Additional features of dynamic throughput management are:

  • Each node runs multiple ES and CAS processes to handle ingestion.
  • Write requests are performed asynchronously.
  • A "backpressure" mechanism is used, whereby CM-Well may return "Server is Busy" errors if its queues are too full. It then becomes the caller's responsibility to manage retries.
  • Several streaming requests can be handled in parallel, as they refer to chunks (lists of infotons) with no overlap in timestamp.

Virtual Queues

Many CM-Well operations are applied to large groups of infotons, such as:

  • Streaming
  • Data center synchronization (replication)
  • Any batch processing of data from CM-Well

CM-Well does not manage in-memory queues for infotons waiting to be processed. Instead, it can be said to manage such groups with a "virtual queue" paradigm. All infotons have a timestamp, indicating the time the infoton was written or updated. CM-Well retrieves groups of infotons to be processed by querying for them according to their timestamp (among other filters). Infotons are then processed roughly in order of their timestamp. CM-Well maintains a "time cursor" that indicates that timestamp of the last infoton processed. This allows an operation to be interrupted and resumed as the same place by querying according to the time cursor. Streaming operations are also managed with a time cursor (the token that the user receives for each chunk and supplies to retrieve the next chunk). (However, chunks obtained by a streaming request are not sorted internally.)

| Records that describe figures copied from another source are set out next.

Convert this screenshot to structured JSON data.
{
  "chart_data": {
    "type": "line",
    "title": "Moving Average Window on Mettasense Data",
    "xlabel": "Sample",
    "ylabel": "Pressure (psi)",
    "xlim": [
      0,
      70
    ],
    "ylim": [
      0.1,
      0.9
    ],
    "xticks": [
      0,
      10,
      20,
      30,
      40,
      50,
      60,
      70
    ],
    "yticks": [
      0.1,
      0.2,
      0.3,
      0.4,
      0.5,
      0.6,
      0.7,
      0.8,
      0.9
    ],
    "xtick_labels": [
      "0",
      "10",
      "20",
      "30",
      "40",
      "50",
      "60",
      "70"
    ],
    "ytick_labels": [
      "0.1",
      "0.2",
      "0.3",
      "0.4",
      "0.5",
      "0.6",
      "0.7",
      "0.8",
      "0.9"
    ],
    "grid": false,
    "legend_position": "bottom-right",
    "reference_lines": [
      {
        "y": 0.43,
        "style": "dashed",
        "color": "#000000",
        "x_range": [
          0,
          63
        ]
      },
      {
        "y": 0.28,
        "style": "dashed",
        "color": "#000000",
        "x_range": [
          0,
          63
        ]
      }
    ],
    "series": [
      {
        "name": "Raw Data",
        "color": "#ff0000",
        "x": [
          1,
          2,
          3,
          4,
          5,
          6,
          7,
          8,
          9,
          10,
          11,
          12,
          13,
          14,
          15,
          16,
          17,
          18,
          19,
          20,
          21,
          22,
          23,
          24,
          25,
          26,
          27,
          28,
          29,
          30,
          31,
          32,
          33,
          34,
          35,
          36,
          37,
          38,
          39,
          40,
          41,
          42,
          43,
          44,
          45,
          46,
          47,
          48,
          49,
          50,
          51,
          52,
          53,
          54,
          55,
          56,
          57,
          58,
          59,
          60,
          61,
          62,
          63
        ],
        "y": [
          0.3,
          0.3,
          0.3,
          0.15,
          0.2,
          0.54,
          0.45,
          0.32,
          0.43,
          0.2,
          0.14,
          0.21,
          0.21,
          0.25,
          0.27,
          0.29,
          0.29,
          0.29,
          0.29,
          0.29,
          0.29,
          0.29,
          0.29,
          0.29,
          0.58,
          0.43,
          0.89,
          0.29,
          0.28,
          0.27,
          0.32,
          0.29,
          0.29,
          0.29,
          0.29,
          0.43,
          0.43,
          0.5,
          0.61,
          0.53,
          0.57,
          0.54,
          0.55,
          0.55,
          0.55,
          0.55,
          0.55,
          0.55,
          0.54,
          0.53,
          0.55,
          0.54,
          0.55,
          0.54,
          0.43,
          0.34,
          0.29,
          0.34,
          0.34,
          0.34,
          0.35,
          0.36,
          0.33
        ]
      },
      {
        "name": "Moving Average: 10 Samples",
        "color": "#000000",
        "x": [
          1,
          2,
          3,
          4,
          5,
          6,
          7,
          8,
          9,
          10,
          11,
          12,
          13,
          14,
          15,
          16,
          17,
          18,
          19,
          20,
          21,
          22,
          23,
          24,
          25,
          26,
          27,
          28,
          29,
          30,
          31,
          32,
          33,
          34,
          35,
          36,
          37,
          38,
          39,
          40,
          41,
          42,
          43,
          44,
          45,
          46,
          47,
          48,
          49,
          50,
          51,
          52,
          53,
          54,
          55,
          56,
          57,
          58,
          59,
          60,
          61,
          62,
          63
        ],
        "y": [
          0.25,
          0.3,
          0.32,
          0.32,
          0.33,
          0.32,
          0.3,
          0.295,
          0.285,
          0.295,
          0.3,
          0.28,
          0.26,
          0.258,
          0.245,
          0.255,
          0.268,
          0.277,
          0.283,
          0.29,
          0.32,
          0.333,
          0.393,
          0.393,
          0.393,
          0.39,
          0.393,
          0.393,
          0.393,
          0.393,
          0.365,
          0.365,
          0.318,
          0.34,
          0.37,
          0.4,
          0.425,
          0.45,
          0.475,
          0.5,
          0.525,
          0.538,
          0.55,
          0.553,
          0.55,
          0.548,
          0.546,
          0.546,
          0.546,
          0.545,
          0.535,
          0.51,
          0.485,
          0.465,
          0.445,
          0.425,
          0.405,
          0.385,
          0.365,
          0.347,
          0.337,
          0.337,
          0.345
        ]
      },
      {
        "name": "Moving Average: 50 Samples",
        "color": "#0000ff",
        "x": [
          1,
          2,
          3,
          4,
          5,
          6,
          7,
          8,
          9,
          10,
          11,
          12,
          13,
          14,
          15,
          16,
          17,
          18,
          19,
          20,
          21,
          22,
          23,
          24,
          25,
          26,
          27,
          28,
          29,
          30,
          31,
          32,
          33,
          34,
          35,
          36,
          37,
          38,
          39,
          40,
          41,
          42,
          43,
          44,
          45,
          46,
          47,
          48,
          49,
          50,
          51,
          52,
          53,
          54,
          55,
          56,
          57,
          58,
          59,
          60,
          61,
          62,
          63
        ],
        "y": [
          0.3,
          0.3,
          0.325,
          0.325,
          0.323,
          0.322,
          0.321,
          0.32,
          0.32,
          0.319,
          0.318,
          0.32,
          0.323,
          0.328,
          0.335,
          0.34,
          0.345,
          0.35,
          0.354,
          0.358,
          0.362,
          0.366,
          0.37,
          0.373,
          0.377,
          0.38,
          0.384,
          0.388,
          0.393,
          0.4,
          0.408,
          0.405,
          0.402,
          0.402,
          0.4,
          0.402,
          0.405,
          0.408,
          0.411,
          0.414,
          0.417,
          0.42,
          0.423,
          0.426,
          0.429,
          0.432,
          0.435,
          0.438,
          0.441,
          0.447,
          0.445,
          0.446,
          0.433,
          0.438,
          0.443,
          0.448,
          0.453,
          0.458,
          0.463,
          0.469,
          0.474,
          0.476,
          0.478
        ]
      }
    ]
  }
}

The image below illustrates how virtual queues work. Each circle represents an infoton, while its number represents its timestamp (simplified to an integer for the illustration). Infotons are stored and indexed by timestamp. Queries by timestamp (and optionally other filters) return "chunks" of infotons, whose timestamp is smaller than or equal to the requested timestamp. (Note that each chunk is not necessarily sorted internally by timestamp.) If a batch process (such as streaming) is interrupted, all the client has to do is to resume the request, starting from the last timestamp that was successfully processed.

image

Efficient Directory Structure

Rather than each Directory infoton knowing which child infotons it contains, each child contains its path information ("knows who its parent is"). This prevents the need to maintain and update large and constantly-growing blocks of data containing directory contents.